A solução para os lesados do BES, passo a passo

Os lesados do BES vão começar a receber parte do dinheiro perdido com a queda do banco. Mas como vão ser pagos? De onde vem o dinheiro? Quem paga? Saiba como funciona a solução para estes clientes.

António Costa anunciou a solução, mas não a apresentou. O acordo revela como será feito o pagamento aos lesados do BES, operação que vai arrancar em maio. As outras duas tranches serão pagas depois em 2018 e 2019. Conheça, ponto por ponto, os detalhes do acordo que vai devolver 286 milhões de euros aos clientes do banco alvo de resolução em 2014.

Fundo compra créditos aos lesados

O primeiro passo da solução é a constituição de um fundo a quem os clientes do BES vão vender os créditos que têm sobre os vários produtos em que tinham investido. Tanto créditos sobre os emitentes do papel comercial, a ESI e a Rio Forte, como créditos contingentes, correspondentes a uma pretensão creditícia e sobre o Fundo de Resolução, bem como outros créditos indemnizatórios.

Créditos cedidos a 50% e 75% do valor

A aquisição dos créditos será efetuada mediante a celebração de um contrato entre o fundo e cada um dos lesados que adiram “à solução, nos termos do qual cliente aderente cede os créditos por um preço correspondente a 75% do capital investido com um máximo de 250 mil euros para as aplicações até 500 mil de 50% para as aplicações acima deste valor”. Receberão, assim, essa percentagem, estando em estudo que possa haver benefícios fiscais sobre as perdas incorridas.

Fundo financia-se junto da banca

O fundo irá utilizar os créditos adquiridos aos lesados para contrair financiamento junto da banca. Para que seja possível obter este financiamento, tendo em conta o risco associado aos créditos, será dada uma garantia do Estado ao fundo. Esta garantia estatal será “acompanhada, eventualmente e em termos a estudar, por uma futura cobertura do Fundo de Resolução, em termos compatíveis com os demais compromissos com ele relacionados”, refere o acordo.

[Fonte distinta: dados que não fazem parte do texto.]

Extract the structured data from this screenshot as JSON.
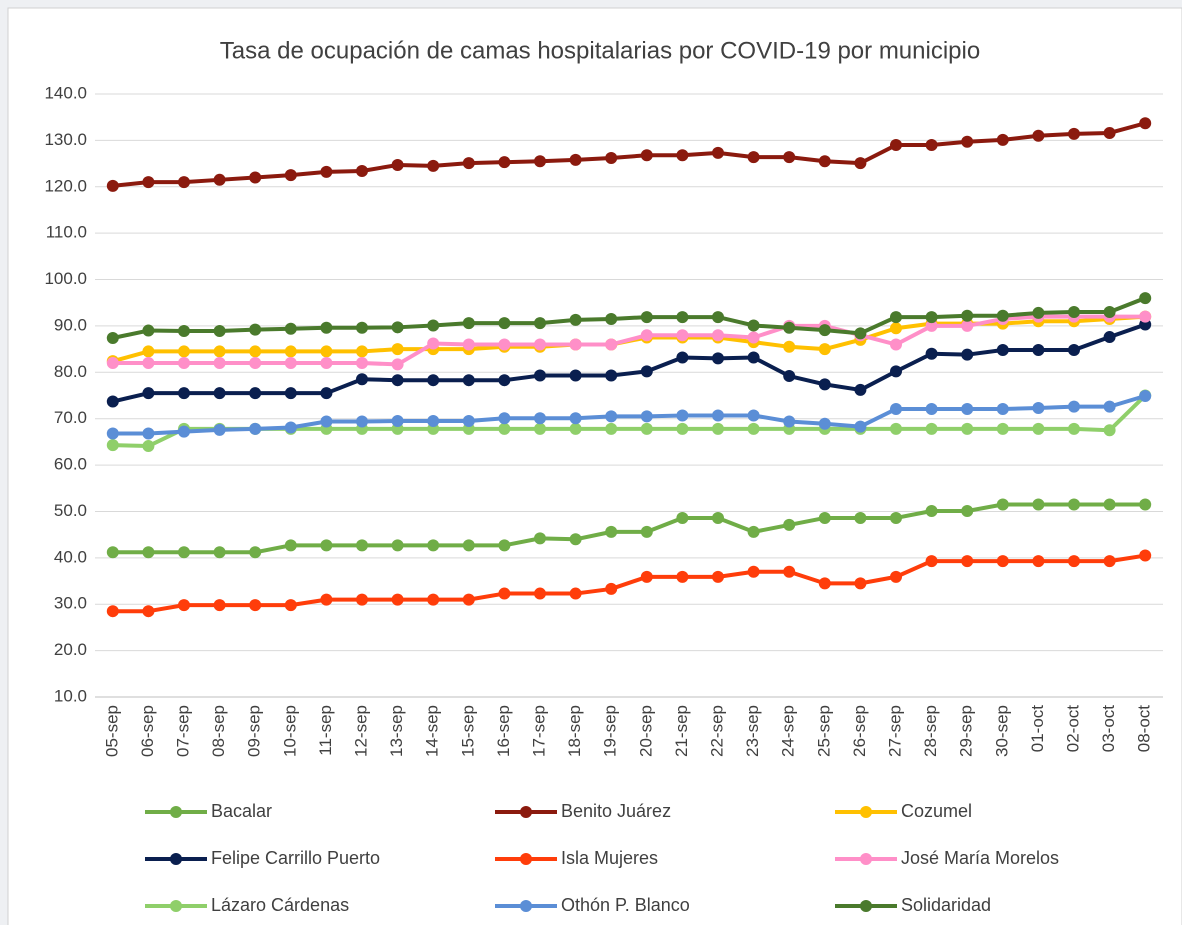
{
  "chart_data": {
    "type": "line",
    "title": "Tasa de ocupación de camas hospitalarias por COVID-19 por municipio",
    "categories": [
      "05-sep",
      "06-sep",
      "07-sep",
      "08-sep",
      "09-sep",
      "10-sep",
      "11-sep",
      "12-sep",
      "13-sep",
      "14-sep",
      "15-sep",
      "16-sep",
      "17-sep",
      "18-sep",
      "19-sep",
      "20-sep",
      "21-sep",
      "22-sep",
      "23-sep",
      "24-sep",
      "25-sep",
      "26-sep",
      "27-sep",
      "28-sep",
      "29-sep",
      "30-sep",
      "01-oct",
      "02-oct",
      "03-oct",
      "08-oct"
    ],
    "ylim": [
      10,
      140
    ],
    "yticks": [
      {
        "value": 10,
        "label": "10.0"
      },
      {
        "value": 20,
        "label": "20.0"
      },
      {
        "value": 30,
        "label": "30.0"
      },
      {
        "value": 40,
        "label": "40.0"
      },
      {
        "value": 50,
        "label": "50.0"
      },
      {
        "value": 60,
        "label": "60.0"
      },
      {
        "value": 70,
        "label": "70.0"
      },
      {
        "value": 80,
        "label": "80.0"
      },
      {
        "value": 90,
        "label": "90.0"
      },
      {
        "value": 100,
        "label": "100.0"
      },
      {
        "value": 110,
        "label": "110.0"
      },
      {
        "value": 120,
        "label": "120.0"
      },
      {
        "value": 130,
        "label": "130.0"
      },
      {
        "value": 140,
        "label": "140.0"
      }
    ],
    "grid": true,
    "legend": "bottom",
    "series": [
      {
        "name": "Bacalar",
        "color": "#70ad47",
        "values": [
          41.2,
          41.2,
          41.2,
          41.2,
          41.2,
          42.7,
          42.7,
          42.7,
          42.7,
          42.7,
          42.7,
          42.7,
          44.2,
          44.0,
          45.6,
          45.6,
          48.6,
          48.6,
          45.6,
          47.1,
          48.6,
          48.6,
          48.6,
          50.1,
          50.1,
          51.5,
          51.5,
          51.5,
          51.5,
          51.5
        ]
      },
      {
        "name": "Benito Juárez",
        "color": "#8b1a0e",
        "values": [
          120.2,
          121.0,
          121.0,
          121.5,
          122.0,
          122.5,
          123.2,
          123.4,
          124.7,
          124.5,
          125.1,
          125.3,
          125.5,
          125.8,
          126.2,
          126.8,
          126.8,
          127.3,
          126.4,
          126.4,
          125.5,
          125.1,
          129.0,
          129.0,
          129.7,
          130.1,
          131.0,
          131.4,
          131.6,
          133.7
        ]
      },
      {
        "name": "Cozumel",
        "color": "#ffc000",
        "values": [
          82.4,
          84.5,
          84.5,
          84.5,
          84.5,
          84.5,
          84.5,
          84.5,
          85.0,
          85.0,
          85.0,
          85.5,
          85.5,
          86.0,
          86.0,
          87.5,
          87.5,
          87.5,
          86.5,
          85.5,
          85.0,
          87.0,
          89.5,
          90.5,
          90.5,
          90.5,
          91.0,
          91.0,
          91.5,
          92.0
        ]
      },
      {
        "name": "Felipe Carrillo Puerto",
        "color": "#0a1f4f",
        "values": [
          73.7,
          75.5,
          75.5,
          75.5,
          75.5,
          75.5,
          75.5,
          78.5,
          78.3,
          78.3,
          78.3,
          78.3,
          79.3,
          79.3,
          79.3,
          80.2,
          83.2,
          83.0,
          83.2,
          79.2,
          77.4,
          76.2,
          80.2,
          84.0,
          83.8,
          84.8,
          84.8,
          84.8,
          87.6,
          90.3
        ]
      },
      {
        "name": "Isla Mujeres",
        "color": "#ff3d0a",
        "values": [
          28.5,
          28.5,
          29.8,
          29.8,
          29.8,
          29.8,
          31.0,
          31.0,
          31.0,
          31.0,
          31.0,
          32.3,
          32.3,
          32.3,
          33.3,
          35.9,
          35.9,
          35.9,
          37.0,
          37.0,
          34.5,
          34.5,
          35.9,
          39.3,
          39.3,
          39.3,
          39.3,
          39.3,
          39.3,
          40.5
        ]
      },
      {
        "name": "José María Morelos",
        "color": "#ff8fc8",
        "values": [
          82.0,
          82.0,
          82.0,
          82.0,
          82.0,
          82.0,
          82.0,
          82.0,
          81.7,
          86.2,
          86.0,
          86.0,
          86.0,
          86.0,
          86.0,
          88.0,
          88.0,
          88.0,
          87.5,
          90.0,
          90.0,
          88.0,
          86.0,
          90.0,
          90.0,
          91.5,
          92.0,
          92.0,
          92.0,
          92.0
        ]
      },
      {
        "name": "Lázaro Cárdenas",
        "color": "#8fcf6a",
        "values": [
          64.3,
          64.1,
          67.8,
          67.8,
          67.8,
          67.8,
          67.8,
          67.8,
          67.8,
          67.8,
          67.8,
          67.8,
          67.8,
          67.8,
          67.8,
          67.8,
          67.8,
          67.8,
          67.8,
          67.8,
          67.8,
          67.8,
          67.8,
          67.8,
          67.8,
          67.8,
          67.8,
          67.8,
          67.5,
          75.0
        ]
      },
      {
        "name": "Othón P. Blanco",
        "color": "#5b8ed6",
        "values": [
          66.8,
          66.8,
          67.2,
          67.6,
          67.8,
          68.1,
          69.4,
          69.4,
          69.5,
          69.5,
          69.5,
          70.1,
          70.1,
          70.1,
          70.5,
          70.5,
          70.7,
          70.7,
          70.7,
          69.4,
          68.9,
          68.3,
          72.1,
          72.1,
          72.1,
          72.1,
          72.3,
          72.6,
          72.6,
          74.9
        ]
      },
      {
        "name": "Solidaridad",
        "color": "#4a7a2c",
        "values": [
          87.4,
          89.0,
          88.9,
          88.9,
          89.2,
          89.4,
          89.6,
          89.6,
          89.7,
          90.1,
          90.6,
          90.6,
          90.6,
          91.3,
          91.5,
          91.9,
          91.9,
          91.9,
          90.1,
          89.6,
          89.1,
          88.4,
          91.9,
          91.9,
          92.2,
          92.2,
          92.8,
          93.0,
          93.0,
          96.0
        ]
      }
    ]
  }
}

Valor pago em três tranches

O dinheiro obtido pelo fundo junto da banca será depois entregue aos lesados que aceitarem a proposta, mas não de uma só vez. O valor “será pago em três prestações: a primeira a ter lugar em 2017 após a celebração do contrato de adesão, correspondente a 30% do valor nominal do capital investido, a segunda e a terceira correspondentes ao valor remanescente do preço indicado no parágrafo 9, a serem pagas em duas partes iguais, uma em 2018 e a outra em 2019”. A primeira tranche poderá começar a ser paga em maio.

Recuperar créditos para pagar dívida

Com os créditos em sua posse, e já obtido o financiamento junto da banca para pagar parte do valor aos lesados, o fundo “irá proceder ou dar continuidade à sua cobrança/reclamação no quadro dos processos de insolvência da Rio Forte e da ESI e, sempre que se justifique, perante os outros responsáveis, bem como no quadro do processo de liquidação do BES”. À medida que for recuperando os créditos, o fundo reembolsará os bancos que concederam o financiamento.

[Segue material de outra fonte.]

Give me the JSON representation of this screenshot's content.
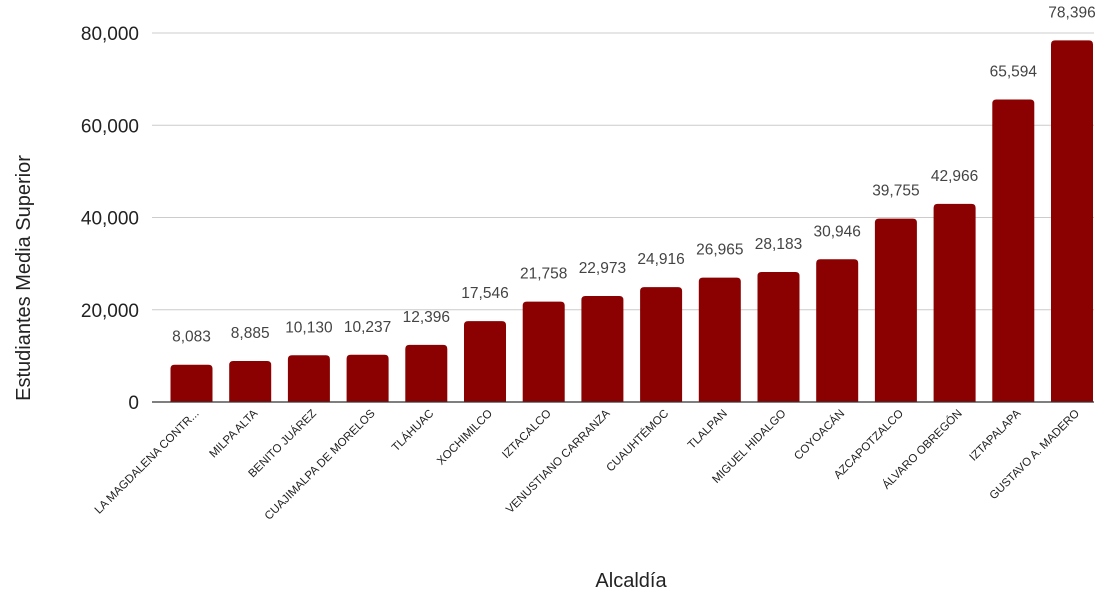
{
  "chart_data": {
    "type": "bar",
    "xlabel": "Alcaldía",
    "ylabel": "Estudiantes Media Superior",
    "ylim": [
      0,
      80000
    ],
    "yticks": [
      0,
      20000,
      40000,
      60000,
      80000
    ],
    "ytick_labels": [
      "0",
      "20,000",
      "40,000",
      "60,000",
      "80,000"
    ],
    "grid": true,
    "bar_color": "#8b0000",
    "categories": [
      "LA MAGDALENA CONTR...",
      "MILPA ALTA",
      "BENITO JUÁREZ",
      "CUAJIMALPA DE MORELOS",
      "TLÁHUAC",
      "XOCHIMILCO",
      "IZTACALCO",
      "VENUSTIANO CARRANZA",
      "CUAUHTÉMOC",
      "TLALPAN",
      "MIGUEL HIDALGO",
      "COYOACÁN",
      "AZCAPOTZALCO",
      "ÁLVARO OBREGÓN",
      "IZTAPALAPA",
      "GUSTAVO A. MADERO"
    ],
    "values": [
      8083,
      8885,
      10130,
      10237,
      12396,
      17546,
      21758,
      22973,
      24916,
      26965,
      28183,
      30946,
      39755,
      42966,
      65594,
      78396
    ],
    "data_labels": [
      "8,083",
      "8,885",
      "10,130",
      "10,237",
      "12,396",
      "17,546",
      "21,758",
      "22,973",
      "24,916",
      "26,965",
      "28,183",
      "30,946",
      "39,755",
      "42,966",
      "65,594",
      "78,396"
    ]
  }
}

Garantia do Estado assegura pagamento

Caso o fundo não consiga cobrar os créditos, ou o valor recuperado for insuficiente para pagar o financiamento contraído junto dos bancos, será executada a garantia prestada pelo Estado a este veículo. Se pela garantia o Governo tem um estudo da Universidade Católica que justifica a não-contabilização desta para o défice, no caso de ser executada a garantia, pode ter impacto tanto na dívida pública como no défice. Isto caso seja o Estado o único garante. Se o Fundo de Resolução participar, como é admitido, será sobre este que o Estado irá tentar reaver o valor executado.